Assim a gente viu o Frankestein, o Drácula, o Fantasma da Ópera; devagar a gente foi-se familiarizando com o Lon Chaney, com o Bóris Karloff, com os mais famosos dos criadores do susto, do pavor, da tremedeira. E a gente não podia andar no escuro que logo imaginava o Lobisomem correndo pra nos pegar. Não sei se ele se lembra disto: o Geraldo Gentile, o filho do Sêo Chico e da Dona Esaltina, teve uma fase, lá pelos seus quinze anos, em que ele andava depressa pra chegar em casa à noite, cada vez apressava mais o passo nos últimos quarteirões da Padre Tarallo, e quando ia chegando perto de casa, já vinha correndo, subia a escada num átimo e metia o peito na porta! “Ah que alívio, ainda não foi desta vez!”  Lembra-se disto, velho amigo?

Eu não posso me gabar também. Pois olha só o que me aconteceu. Certa vez o Polachini trouxe  um sucesso estrondoso do terror e o Cine Theatro Central lotou, para ver “O Monstro de Paris”. E lá estava eu na varanda do cinema, sem o Sêo Vicente saber. E estava morrendo de pavor de ver aquele homem de terno preto caminhando nas calçadas escuras e, quando via aproximar-se uma mulher, virava um imenso gato preto, saltava sobre a primeira árvore frondosa e esperava, esperava, os passos da mulher iam ficando mais sonoros e quando chegava em baixo da árvore aquele terrível miado e o salto sobre a vítima, certeiro na garganta! Esta hora eu já estava quase no chão, de tanto escorregar na poltrona.

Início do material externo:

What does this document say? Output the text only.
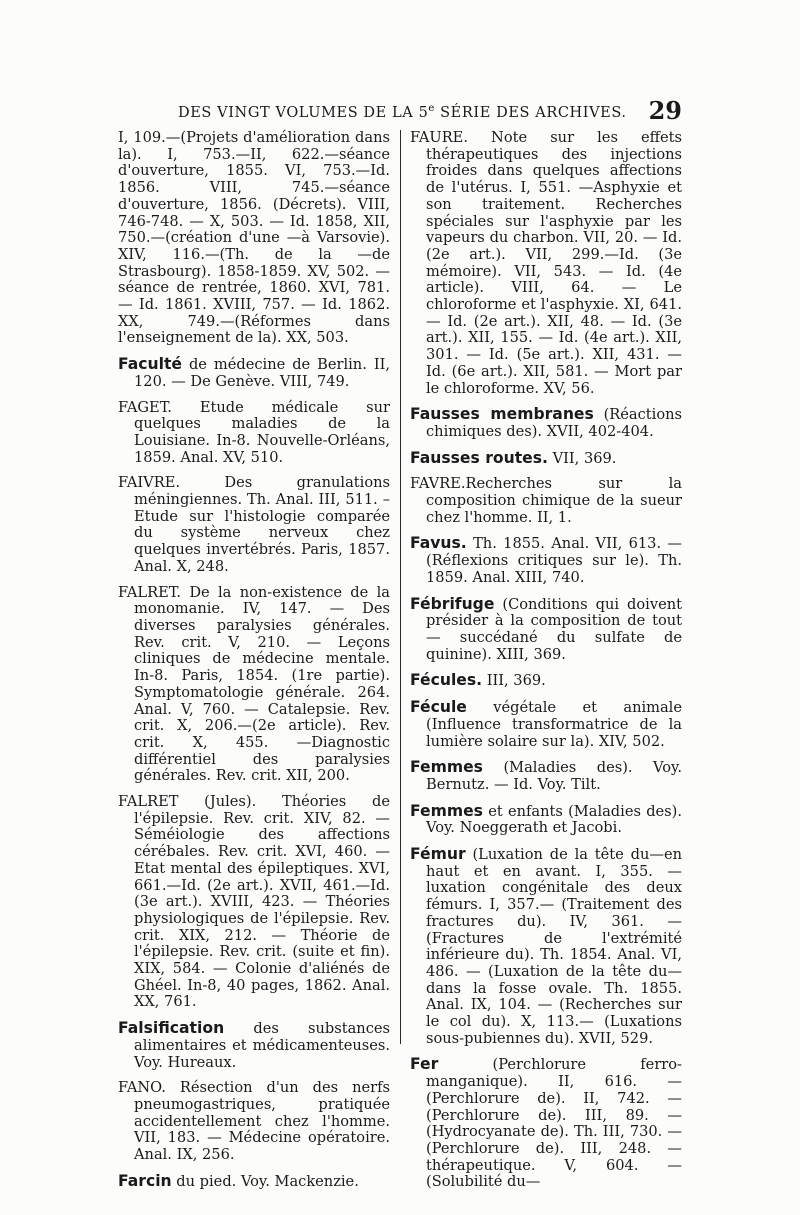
DES VINGT VOLUMES DE LA 5e SÉRIE DES ARCHIVES. 29

I, 109.—(Projets d'amélioration dans la). I, 753.—II, 622.—séance d'ouverture, 1855. VI, 753.—Id. 1856. VIII, 745.—séance d'ouverture, 1856. (Décrets). VIII, 746-748. — X, 503. — Id. 1858, XII, 750.—(création d'une —à Varsovie). XIV, 116.—(Th. de la —de Strasbourg). 1858-1859. XV, 502. — séance de rentrée, 1860. XVI, 781. — Id. 1861. XVIII, 757. — Id. 1862. XX, 749.—(Réformes dans l'enseignement de la). XX, 503.

Faculté de médecine de Berlin. II, 120. — De Genève. VIII, 749.

FAGET. Etude médicale sur quelques maladies de la Louisiane. In-8. Nouvelle-Orléans, 1859. Anal. XV, 510.

FAIVRE. Des granulations méningiennes. Th. Anal. III, 511. – Etude sur l'histologie comparée du système nerveux chez quelques invertébrés. Paris, 1857. Anal. X, 248.

FALRET. De la non-existence de la monomanie. IV, 147. — Des diverses paralysies générales. Rev. crit. V, 210. — Leçons cliniques de médecine mentale. In-8. Paris, 1854. (1re partie). Symptomatologie générale. 264. Anal. V, 760. — Catalepsie. Rev. crit. X, 206.—(2e article). Rev. crit. X, 455. —Diagnostic différentiel des paralysies générales. Rev. crit. XII, 200.

FALRET (Jules). Théories de l'épilepsie. Rev. crit. XIV, 82. — Séméiologie des affections cérébales. Rev. crit. XVI, 460. — Etat mental des épileptiques. XVI, 661.—Id. (2e art.). XVII, 461.—Id. (3e art.). XVIII, 423. — Théories physiologiques de l'épilepsie. Rev. crit. XIX, 212. — Théorie de l'épilepsie. Rev. crit. (suite et fin). XIX, 584. — Colonie d'aliénés de Ghéel. In-8, 40 pages, 1862. Anal. XX, 761.

Falsification des substances alimentaires et médicamenteuses. Voy. Hureaux.

FANO. Résection d'un des nerfs pneumogastriques, pratiquée accidentellement chez l'homme. VII, 183. — Médecine opératoire. Anal. IX, 256.

Farcin du pied. Voy. Mackenzie.

FAURE. Note sur les effets thérapeutiques des injections froides dans quelques affections de l'utérus. I, 551. —Asphyxie et son traitement. Recherches spéciales sur l'asphyxie par les vapeurs du charbon. VII, 20. — Id. (2e art.). VII, 299.—Id. (3e mémoire). VII, 543. — Id. (4e article). VIII, 64. — Le chloroforme et l'asphyxie. XI, 641. — Id. (2e art.). XII, 48. — Id. (3e art.). XII, 155. — Id. (4e art.). XII, 301. — Id. (5e art.). XII, 431. — Id. (6e art.). XII, 581. — Mort par le chloroforme. XV, 56.

Fausses membranes (Réactions chimiques des). XVII, 402-404.

Fausses routes. VII, 369.

FAVRE.Recherches sur la composition chimique de la sueur chez l'homme. II, 1.

Favus. Th. 1855. Anal. VII, 613. — (Réflexions critiques sur le). Th. 1859. Anal. XIII, 740.

Fébrifuge (Conditions qui doivent présider à la composition de tout — succédané du sulfate de quinine). XIII, 369.

Fécules. III, 369.

Fécule végétale et animale (Influence transformatrice de la lumière solaire sur la). XIV, 502.

Femmes (Maladies des). Voy. Bernutz. — Id. Voy. Tilt.

Femmes et enfants (Maladies des). Voy. Noeggerath et Jacobi.

Fémur (Luxation de la tête du—en haut et en avant. I, 355. — luxation congénitale des deux fémurs. I, 357.— (Traitement des fractures du). IV, 361. — (Fractures de l'extrémité inférieure du). Th. 1854. Anal. VI, 486. — (Luxation de la tête du—dans la fosse ovale. Th. 1855. Anal. IX, 104. — (Recherches sur le col du). X, 113.— (Luxations sous-pubiennes du). XVII, 529.

Fer (Perchlorure ferro-manganique). II, 616. — (Perchlorure de). II, 742. — (Perchlorure de). III, 89. — (Hydrocyanate de). Th. III, 730. — (Perchlorure de). III, 248. — thérapeutique. V, 604. — (Solubilité du—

O filme acabou, acenderam-se as luzes, todo mundo saindo com cara de assustado, tomei o rumo de minha casa lá nos baixos da Francisco Porto, sem olhar pra trás, cada vez mais apressado. E quando empurro o portão de ferro para abrir, o gato preto da Dona Filomena, que dormia no topo, soltou um miado assustador e pulou pra cima de mim. Não sei em quantos minutos voltei  para a frente do cinema e até hoje não sei que hora e como cheguei em casa aquela noite.